In a nutshell, I let each character tell me about him or herself. What brought them to this moment, how they feel about the other characters, what they want, and what they’ll do to get it.

I learned long ago that when I get stuck while writing, it’s usually because I’ve lost track of the villain. Erle Stanley Gardner, author of the Perry Mason series, once advised writers to plot from the viewpoint of the villain and write from the perspective of the protagonist.

That one bit of advice is probably the best I’ve ever received. If I don’t know what the villain is doing behind the scenes, I have no clue where my story is headed or what Zoe and Pete will encounter on the page.

Another workshop I taught recently revolved around the creation of red herrings and misdirection. Once again, I’m being my own student. This morning, I was scanning my list of suspects and their motives for potentially being the killer, and I realized I needed one more. It took me an hour to come up with a name, a motive, and—most importantly—a history. Where had he been since the time of the murder? Why had he been mysteriously absent? What was his connection to the victim? But once I finished “channeling” this new character (one of my students dubbed it “a stream of consciousness” and I love that description!), I knew in my heart that my cast was solid and complete.

And 3-dimensional!

As a writer, it’s amazing how much I’ve learned over the years. It’s even more amazing how much I’ve forgotten. Putting together a new workshop or dusting off an old one for a new presentation does wonders for bringing it all back. Watching a new student make the same mistakes as I once did brings it back even clearer.

Have you ever taught a class or a workshop (on writing or anything else) and felt you received as much as you gave?


Susan said...

Great post, Annette. You are so right. I was lucky enough to learn from my students for 44 years. It’s a two-way street.

Kait said...

Wonderful post, Annette. I have cut and pasted and put in my plotting file for future reference.

I've not taught writing classes, but I did teach scuba diving - and yes, as Susan says, it's a two way street. Keep us informed of your classes. I know I'd love to take one.

Annette said...

Susan, it's definitely a two-way street.

Thank you, Kait. I don't have anything else lined up right now, but I'll keep you posted.

KM Rockwood said...

If my students over the years have learned as much from me as I have from them, I would be pleased.

Annette said...

I hear you, KM!

Charlie Jones said...

As a student of Annette's in the recent class, what I learned from her was to never forget the other characters in your story.
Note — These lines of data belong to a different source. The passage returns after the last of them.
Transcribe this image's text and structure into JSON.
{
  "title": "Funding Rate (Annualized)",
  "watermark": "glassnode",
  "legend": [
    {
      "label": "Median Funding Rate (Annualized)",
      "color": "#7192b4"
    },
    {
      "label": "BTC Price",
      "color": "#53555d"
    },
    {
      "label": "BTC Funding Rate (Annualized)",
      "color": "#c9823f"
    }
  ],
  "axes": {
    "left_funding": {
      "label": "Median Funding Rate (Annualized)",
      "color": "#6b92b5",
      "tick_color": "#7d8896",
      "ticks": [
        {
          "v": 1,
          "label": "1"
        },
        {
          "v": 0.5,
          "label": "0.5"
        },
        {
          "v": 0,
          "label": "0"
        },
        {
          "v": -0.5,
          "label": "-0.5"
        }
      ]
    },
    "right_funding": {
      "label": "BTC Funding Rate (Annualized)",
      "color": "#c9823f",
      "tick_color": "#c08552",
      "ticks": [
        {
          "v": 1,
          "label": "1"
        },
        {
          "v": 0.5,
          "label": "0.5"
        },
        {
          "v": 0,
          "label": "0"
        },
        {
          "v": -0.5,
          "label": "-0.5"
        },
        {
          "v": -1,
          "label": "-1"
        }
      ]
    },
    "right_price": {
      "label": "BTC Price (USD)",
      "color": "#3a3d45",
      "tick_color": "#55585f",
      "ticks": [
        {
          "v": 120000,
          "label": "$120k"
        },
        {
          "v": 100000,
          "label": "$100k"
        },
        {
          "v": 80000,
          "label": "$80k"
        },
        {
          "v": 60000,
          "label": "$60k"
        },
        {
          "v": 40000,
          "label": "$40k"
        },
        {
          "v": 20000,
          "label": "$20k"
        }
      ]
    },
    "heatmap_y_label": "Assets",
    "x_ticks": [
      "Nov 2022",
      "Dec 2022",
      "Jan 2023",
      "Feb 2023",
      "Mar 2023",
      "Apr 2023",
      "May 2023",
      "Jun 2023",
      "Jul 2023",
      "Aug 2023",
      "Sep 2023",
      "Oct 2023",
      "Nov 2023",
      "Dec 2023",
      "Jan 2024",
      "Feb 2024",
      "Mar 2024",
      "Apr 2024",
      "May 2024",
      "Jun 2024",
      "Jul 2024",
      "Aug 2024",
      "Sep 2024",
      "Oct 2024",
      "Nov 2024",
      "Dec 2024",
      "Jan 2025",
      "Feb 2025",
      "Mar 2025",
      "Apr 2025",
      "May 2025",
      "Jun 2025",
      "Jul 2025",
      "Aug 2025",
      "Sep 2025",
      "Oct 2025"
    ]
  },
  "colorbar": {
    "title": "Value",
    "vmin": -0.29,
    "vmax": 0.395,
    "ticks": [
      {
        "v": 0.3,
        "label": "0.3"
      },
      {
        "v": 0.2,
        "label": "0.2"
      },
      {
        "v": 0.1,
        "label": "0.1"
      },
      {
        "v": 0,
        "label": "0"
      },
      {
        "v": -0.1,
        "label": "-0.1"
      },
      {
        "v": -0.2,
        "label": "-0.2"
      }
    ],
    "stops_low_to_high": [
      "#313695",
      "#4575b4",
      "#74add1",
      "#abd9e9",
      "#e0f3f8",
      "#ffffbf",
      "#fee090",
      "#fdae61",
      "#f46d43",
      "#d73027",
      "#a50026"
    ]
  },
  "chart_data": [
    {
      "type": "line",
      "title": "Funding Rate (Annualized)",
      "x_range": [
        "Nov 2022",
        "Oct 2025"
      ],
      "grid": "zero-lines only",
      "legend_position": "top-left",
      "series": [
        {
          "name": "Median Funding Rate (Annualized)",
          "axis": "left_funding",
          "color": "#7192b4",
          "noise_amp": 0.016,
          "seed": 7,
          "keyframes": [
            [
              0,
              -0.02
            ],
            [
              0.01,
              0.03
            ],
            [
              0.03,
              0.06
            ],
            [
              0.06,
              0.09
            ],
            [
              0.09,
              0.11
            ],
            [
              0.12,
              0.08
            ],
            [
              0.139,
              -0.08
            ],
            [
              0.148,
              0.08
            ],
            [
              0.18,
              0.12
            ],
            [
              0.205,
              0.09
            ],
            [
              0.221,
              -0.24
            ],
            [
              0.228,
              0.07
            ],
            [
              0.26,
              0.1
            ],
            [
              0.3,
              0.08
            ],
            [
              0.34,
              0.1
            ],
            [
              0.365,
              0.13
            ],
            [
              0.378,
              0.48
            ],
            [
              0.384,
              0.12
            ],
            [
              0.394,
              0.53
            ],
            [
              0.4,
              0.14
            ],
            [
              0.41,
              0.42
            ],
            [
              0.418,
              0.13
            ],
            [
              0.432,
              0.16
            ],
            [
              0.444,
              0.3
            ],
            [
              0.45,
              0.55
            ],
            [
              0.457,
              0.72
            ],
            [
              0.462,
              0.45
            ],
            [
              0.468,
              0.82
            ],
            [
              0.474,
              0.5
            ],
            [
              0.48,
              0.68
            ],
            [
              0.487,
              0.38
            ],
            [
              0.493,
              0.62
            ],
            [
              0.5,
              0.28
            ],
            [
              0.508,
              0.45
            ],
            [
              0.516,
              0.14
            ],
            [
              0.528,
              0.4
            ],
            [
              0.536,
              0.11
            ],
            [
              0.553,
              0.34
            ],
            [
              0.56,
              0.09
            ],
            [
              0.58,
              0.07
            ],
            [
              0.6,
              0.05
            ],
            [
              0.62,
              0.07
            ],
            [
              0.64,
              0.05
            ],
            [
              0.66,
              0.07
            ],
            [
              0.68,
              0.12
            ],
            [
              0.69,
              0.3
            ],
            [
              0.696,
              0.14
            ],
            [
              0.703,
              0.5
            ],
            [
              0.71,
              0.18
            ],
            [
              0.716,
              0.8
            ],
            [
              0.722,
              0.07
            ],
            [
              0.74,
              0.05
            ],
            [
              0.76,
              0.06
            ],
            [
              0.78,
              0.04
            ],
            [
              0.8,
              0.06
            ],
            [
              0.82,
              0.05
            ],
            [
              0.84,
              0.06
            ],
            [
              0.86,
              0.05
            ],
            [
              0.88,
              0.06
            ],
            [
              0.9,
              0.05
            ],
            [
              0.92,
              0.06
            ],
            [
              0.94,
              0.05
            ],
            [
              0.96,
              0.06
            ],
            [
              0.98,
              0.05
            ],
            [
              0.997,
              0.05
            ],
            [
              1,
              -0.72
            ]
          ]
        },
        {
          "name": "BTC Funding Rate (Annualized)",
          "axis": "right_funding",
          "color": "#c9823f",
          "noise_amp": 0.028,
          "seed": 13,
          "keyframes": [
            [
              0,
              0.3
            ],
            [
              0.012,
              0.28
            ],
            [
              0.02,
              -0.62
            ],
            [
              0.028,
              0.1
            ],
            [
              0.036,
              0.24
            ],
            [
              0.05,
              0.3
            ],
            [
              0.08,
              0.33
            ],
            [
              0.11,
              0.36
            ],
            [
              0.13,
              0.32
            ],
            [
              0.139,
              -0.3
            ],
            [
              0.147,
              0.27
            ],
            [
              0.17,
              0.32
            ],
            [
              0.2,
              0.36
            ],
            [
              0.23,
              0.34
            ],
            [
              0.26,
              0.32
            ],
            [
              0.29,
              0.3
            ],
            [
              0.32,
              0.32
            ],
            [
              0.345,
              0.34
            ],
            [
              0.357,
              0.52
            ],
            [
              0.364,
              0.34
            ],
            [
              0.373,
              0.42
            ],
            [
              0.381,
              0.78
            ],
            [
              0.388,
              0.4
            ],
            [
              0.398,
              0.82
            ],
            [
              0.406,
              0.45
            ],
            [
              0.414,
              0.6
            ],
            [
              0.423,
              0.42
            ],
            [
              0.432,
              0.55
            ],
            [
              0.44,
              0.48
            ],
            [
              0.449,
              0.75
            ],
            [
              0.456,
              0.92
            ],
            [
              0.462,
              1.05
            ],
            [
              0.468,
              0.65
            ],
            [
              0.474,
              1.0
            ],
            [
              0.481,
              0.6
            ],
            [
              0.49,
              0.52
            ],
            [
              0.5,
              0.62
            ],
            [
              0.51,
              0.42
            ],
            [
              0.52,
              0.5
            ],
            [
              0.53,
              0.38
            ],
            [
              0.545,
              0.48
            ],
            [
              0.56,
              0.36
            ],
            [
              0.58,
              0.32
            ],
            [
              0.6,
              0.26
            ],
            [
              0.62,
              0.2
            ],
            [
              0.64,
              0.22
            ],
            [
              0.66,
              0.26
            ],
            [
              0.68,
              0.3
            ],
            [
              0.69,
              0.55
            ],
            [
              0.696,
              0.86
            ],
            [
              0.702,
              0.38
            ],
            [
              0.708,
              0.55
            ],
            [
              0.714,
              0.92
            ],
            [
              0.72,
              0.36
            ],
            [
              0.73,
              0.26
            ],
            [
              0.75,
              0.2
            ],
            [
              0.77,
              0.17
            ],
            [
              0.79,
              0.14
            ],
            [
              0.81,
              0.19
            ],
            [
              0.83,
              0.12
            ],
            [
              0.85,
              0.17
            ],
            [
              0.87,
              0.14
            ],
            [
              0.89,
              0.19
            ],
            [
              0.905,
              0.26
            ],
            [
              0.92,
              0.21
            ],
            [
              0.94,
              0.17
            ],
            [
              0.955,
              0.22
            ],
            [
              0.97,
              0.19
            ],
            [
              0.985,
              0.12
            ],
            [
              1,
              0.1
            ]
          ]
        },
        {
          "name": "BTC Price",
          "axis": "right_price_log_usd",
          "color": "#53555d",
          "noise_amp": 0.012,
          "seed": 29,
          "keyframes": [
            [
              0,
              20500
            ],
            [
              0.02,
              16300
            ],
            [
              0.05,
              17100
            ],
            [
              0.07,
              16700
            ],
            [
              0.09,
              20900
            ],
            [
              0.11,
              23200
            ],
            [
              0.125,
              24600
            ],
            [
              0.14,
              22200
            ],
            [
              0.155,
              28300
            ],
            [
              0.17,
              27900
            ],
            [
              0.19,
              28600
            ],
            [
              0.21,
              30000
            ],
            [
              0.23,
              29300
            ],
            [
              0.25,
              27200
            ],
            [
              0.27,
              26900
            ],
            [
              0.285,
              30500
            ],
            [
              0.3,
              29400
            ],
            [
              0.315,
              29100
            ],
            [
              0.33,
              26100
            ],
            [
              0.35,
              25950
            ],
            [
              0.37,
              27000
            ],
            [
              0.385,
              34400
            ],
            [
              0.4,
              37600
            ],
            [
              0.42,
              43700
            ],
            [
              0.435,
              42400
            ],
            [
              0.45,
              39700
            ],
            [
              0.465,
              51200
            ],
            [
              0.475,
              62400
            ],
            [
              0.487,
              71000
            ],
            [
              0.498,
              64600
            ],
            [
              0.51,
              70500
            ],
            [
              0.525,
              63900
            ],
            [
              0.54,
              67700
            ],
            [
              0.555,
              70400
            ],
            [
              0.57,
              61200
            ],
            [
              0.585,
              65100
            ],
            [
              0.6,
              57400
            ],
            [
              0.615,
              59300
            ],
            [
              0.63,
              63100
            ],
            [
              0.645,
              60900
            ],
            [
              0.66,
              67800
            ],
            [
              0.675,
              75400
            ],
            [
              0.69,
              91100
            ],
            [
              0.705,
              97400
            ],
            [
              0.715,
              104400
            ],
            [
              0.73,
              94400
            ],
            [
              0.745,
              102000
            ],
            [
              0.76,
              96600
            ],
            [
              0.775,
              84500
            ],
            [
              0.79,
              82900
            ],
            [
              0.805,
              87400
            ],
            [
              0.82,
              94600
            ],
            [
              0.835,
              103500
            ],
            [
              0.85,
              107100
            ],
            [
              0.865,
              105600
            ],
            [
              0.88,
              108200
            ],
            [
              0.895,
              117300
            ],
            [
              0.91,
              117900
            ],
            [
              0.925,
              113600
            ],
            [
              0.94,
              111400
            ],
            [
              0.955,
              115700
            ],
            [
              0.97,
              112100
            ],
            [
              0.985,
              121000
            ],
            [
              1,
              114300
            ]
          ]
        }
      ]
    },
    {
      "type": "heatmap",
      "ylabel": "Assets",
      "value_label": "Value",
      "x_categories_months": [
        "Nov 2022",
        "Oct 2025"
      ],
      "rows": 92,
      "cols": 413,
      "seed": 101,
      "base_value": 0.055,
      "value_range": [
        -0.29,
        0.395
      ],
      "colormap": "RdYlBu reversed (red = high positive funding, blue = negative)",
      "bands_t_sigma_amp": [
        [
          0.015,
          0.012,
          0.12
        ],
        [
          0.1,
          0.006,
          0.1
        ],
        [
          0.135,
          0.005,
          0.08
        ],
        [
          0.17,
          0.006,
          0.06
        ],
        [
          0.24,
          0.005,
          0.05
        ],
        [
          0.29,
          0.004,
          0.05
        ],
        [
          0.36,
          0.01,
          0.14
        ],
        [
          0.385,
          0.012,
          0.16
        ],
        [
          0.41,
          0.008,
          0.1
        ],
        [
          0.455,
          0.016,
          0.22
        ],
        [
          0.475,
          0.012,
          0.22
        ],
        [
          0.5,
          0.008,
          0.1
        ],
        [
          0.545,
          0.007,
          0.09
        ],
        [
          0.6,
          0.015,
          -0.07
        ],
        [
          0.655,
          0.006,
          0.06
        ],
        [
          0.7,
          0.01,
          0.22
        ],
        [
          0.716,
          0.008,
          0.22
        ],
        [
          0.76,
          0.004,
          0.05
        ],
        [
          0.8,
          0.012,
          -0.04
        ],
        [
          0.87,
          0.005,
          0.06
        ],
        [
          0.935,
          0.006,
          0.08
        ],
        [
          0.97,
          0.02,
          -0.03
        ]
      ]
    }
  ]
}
Let them have a backstory and motivations just like the main character. The other characters should be working just as hard in the backwaters of your story as the main character is in the foreground. Thanks again, Annette. I promise I'll never take a secondary character for granted again.

Annette said...

Awwww... Thank you, Charlie! Your writing is so clean and intriguing, I feel I've shortchanged you because I've had so little to "critique" with your assignments. I'm glad you found the course helpful.

Grace Koshida said...

Interesting post, Annette!

I am not a writer but I did teach some graduate courses while I was an adjunct faculty member at the University of Toronto. I was considered an expert in my field (climate change research) but had no training from my employer (federal government) on how to develop course materials and teach in an academic setting. I had done plenty of (short) scientific presentations but that was to my peers. It was a steep learning curve and challenge to develop enough material for an entire semester and to keep graduate students engaged and interested! But I really enjoyed it. And you are's weird how many references and facts I had to dig up from my own past work that I had forgotten about.

Your students are lucky to have you!

Annette said...

Thank you, Grace!

And you are so right about developing material. I've said in the past that if there's a topic I want to learn about but can't find a course or workshop on it, I create one of my own just so I can do the research for the class.